PM Lee called for a straw poll of the audience on Sunday night for this question: Do you think that today's electricity tariff has gone up or come down, compared to 10 years ago?
During his Mandarin speech, PM Lee illustrated his point with graphs, showing the rise and fall of tariffs over the years.
A decade ago, in the third quarter of 2008, the electricity tariff was 25.07 cents per kilowatt hour (kwh). Today it is lower, at 23.65 cents per kwh.
PM Lee said, to laughter from the audience: "Unfortunately, we all remember vividly when the electricity tariff goes up, but when the tariff comes down, we forget quickly."
3. NASI LEMAK, OR SOTO AYAM?
Just before announcing Singapore's decision to nominate its hawker culture to be inscribed on the Unesco's intangible cultural heritage list, PM Lee remarked on how Singaporeans of all races, religions, and income groups could eat at hawker centres together - and enjoy nasi lemak, char kway teow and roti prata.
But he was quick to add: "But I hope that you also remember what we discussed at last year's National Day Rally, and as far as possible, choose healthier options like soto ayam, yong tau foo and thosai."
Last year, PM Lee appealed to Singaporeans to eat healthy and fight diabetes, and walked the talk by having a healthy dinner of olive rice, seafood hor fun and chye sim at the Rally.
This year, he said that those attending the Rally will get to enjoy "affordable and tasty" chicken rice from a stall at Our Tampines Hub, and eight other hawker stalls from around the island.
Mr Raymond Kiang, 57, who runs the stall, said that things cannot be too expensive in a hawker centre, or people will not be able to afford them.
"There are boneless chicken rice stalls all over Singapore. We may earn less, but we give everyone a chance to taste an authentic Hainanese chicken rice," he said.
His father was among the pioneer batch of chefs who developed the famous Chatterbox Chicken Rice at Mandarin Hotel in Orchard Road in 1971.
4. REMEMBER WHEN YOUR HOME HAD A LANDLINE?
In his Mandarin speech, PM Lee also discussed how telecommunications has changed over the years.
PM Lee said that in the 1990s, most Singaporeans families only had one landline, with everyone in the family taking turns to use the phone.
The phone bill then was about $8 a month, or $100 a year. Now, mobile phone bills can go up to hundreds of dollars, and most households no longer have landlines.
"Every family member - young and old, grandparents and even young children - now has a handphone," PM Lee said.
"Handphones have become a necessity in our daily lives. Without them, we can't surf the Internet, receive information, or contact our friends. We feel cut off from the world. Our lives become 'unbearable'."
5. IT'S BACK TO TEAL
PM Lee's shirt choices for the Rally have varied over the years, with past years seeing various shades of red, blue, and even purple.
The 66-year-old this year opted for a return to teal, a colour he last wore in 2014.
In 2012, PM Lee had worn a red shirt, and the following year a pink shirt, one of his more commonly worn hues.
When Singapore celebrated its 50th year in 2015, PM Lee wore a red shirt. The next year, he wore a blue one.
6. LIGHT UP THE WORLD
Early in his English speech, PM Lee said that a class of Primary 2pupils from Methodist Girls' Primary School had written postcards to thank Singapore for having "lighted the world" by successfully hosting the summit between US President Donald Trump and North Korean leader Kim Jong Un in June.
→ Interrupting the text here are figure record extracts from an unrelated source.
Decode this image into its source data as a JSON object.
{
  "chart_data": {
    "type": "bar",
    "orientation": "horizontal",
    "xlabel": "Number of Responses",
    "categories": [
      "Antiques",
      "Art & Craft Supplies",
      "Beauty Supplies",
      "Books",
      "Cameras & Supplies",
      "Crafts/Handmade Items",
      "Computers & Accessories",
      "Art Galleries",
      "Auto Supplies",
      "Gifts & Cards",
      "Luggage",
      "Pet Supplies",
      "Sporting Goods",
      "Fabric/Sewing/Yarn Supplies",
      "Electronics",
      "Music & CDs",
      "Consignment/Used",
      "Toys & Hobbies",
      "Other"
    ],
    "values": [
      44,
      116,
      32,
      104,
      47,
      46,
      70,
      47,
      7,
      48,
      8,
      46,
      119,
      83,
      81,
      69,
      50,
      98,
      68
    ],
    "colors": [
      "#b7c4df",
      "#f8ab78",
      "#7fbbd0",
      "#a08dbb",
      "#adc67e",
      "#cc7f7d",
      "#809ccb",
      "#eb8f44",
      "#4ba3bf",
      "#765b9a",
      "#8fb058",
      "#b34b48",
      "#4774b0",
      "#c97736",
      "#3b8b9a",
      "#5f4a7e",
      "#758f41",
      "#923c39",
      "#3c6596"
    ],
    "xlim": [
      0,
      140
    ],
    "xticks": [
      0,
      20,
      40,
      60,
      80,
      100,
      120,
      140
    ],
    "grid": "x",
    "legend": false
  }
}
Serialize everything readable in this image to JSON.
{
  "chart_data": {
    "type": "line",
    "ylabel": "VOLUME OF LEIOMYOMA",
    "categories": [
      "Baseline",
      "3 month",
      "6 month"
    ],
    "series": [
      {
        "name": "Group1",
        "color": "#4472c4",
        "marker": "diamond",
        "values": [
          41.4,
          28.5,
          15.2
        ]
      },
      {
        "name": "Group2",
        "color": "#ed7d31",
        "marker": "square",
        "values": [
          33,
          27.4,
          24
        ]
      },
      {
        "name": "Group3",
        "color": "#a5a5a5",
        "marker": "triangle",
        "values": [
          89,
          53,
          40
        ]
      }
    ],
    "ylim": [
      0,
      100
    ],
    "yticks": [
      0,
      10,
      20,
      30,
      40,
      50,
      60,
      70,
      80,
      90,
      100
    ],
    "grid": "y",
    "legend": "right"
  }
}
They also wrote that "when Singaporeans work together, we can do great things", PM Lee said.
"I'm heartened that even our eight-year-olds followed the news and knew what we were doing," PM Lee said.
A photo shared by the Prime Minister's Office show postcards starting with "Dear Singapore..." addressed to Mr Leo Yip, head of the Civil Service, posted in July this year.
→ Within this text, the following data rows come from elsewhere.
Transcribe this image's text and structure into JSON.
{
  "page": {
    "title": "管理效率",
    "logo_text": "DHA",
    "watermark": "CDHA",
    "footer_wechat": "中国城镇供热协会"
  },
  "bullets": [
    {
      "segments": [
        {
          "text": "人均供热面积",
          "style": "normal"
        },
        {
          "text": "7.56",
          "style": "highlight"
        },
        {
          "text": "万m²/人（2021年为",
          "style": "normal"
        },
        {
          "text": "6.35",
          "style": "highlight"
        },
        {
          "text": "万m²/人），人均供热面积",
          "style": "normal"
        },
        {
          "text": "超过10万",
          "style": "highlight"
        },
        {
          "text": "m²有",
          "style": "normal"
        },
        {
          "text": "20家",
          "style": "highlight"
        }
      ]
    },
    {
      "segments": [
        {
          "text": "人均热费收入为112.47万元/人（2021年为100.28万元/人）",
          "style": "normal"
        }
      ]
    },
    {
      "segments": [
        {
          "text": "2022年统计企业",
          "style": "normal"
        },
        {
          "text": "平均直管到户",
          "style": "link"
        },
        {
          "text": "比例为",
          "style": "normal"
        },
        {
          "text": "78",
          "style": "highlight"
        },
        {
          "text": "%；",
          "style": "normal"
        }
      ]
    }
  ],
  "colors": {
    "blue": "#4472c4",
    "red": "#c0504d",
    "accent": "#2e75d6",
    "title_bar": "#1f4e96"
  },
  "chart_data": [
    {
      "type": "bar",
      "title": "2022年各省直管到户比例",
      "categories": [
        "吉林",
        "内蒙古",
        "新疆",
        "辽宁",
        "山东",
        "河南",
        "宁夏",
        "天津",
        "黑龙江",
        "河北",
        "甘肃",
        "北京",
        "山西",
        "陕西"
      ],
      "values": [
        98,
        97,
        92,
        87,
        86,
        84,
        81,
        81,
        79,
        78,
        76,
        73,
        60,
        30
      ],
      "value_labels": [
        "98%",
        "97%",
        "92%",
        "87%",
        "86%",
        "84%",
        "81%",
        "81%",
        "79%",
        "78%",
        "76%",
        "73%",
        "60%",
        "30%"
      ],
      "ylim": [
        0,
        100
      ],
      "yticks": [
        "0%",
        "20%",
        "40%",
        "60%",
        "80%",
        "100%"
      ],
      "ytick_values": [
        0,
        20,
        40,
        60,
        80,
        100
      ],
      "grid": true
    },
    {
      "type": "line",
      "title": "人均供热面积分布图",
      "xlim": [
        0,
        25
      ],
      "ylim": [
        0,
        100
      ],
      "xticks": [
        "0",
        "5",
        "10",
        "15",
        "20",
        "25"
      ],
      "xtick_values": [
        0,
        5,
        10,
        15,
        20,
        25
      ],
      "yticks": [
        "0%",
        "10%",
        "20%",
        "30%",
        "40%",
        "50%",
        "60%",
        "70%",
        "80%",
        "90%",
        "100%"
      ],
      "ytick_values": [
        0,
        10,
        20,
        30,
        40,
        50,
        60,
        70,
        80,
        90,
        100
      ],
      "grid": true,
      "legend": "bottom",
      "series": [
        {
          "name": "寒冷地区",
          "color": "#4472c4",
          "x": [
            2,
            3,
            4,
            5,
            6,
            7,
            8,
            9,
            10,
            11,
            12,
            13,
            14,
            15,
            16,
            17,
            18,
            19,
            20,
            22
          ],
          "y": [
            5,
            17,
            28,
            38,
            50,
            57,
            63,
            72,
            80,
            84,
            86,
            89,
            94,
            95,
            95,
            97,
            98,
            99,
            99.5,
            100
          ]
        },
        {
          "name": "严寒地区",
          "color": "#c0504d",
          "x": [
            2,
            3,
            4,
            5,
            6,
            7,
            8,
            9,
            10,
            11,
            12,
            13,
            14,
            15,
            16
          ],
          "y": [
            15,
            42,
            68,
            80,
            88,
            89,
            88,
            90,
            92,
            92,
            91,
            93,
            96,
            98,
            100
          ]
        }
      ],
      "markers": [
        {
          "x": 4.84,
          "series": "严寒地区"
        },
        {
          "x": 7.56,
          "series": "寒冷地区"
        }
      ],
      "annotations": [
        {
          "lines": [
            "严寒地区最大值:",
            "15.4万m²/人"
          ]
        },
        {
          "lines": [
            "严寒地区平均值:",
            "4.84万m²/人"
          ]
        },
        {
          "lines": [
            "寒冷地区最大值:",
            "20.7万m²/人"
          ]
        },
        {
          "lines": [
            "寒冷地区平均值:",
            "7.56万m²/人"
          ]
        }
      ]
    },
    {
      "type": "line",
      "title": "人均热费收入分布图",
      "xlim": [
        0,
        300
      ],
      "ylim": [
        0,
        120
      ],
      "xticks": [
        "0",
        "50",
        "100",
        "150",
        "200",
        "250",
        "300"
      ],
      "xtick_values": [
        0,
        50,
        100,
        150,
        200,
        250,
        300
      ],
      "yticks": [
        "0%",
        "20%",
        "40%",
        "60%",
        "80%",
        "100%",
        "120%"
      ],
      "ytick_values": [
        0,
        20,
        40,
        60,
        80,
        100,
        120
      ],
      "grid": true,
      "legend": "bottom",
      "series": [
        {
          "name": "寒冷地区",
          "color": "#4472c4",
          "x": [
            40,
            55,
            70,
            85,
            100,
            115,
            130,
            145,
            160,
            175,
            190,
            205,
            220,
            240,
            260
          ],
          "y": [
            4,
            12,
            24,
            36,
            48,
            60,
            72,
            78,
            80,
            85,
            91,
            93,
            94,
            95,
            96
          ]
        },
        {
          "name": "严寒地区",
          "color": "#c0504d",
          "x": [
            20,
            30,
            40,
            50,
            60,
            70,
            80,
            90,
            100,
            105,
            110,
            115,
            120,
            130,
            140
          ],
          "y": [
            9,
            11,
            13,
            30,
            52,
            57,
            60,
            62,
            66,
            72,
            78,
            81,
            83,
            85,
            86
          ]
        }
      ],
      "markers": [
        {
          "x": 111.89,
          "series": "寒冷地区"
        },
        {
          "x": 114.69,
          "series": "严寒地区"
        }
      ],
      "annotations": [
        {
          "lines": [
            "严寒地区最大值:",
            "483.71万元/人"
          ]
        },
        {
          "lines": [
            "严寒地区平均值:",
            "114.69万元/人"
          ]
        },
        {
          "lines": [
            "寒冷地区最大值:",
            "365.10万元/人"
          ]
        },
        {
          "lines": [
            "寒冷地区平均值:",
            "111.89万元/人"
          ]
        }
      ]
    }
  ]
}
One postcard said: "We are proud of the way Singapore carried her candle and lighted the world on 12 June."
PM Lee ended the Rally, citing another one of the MGS girls' postcards: "Singapore may be a small country but we have big hearts."
"Let us live up to that ambition. Let us continue to stand tall, chase rainbows, and work together for many brighter tomorrows," he added.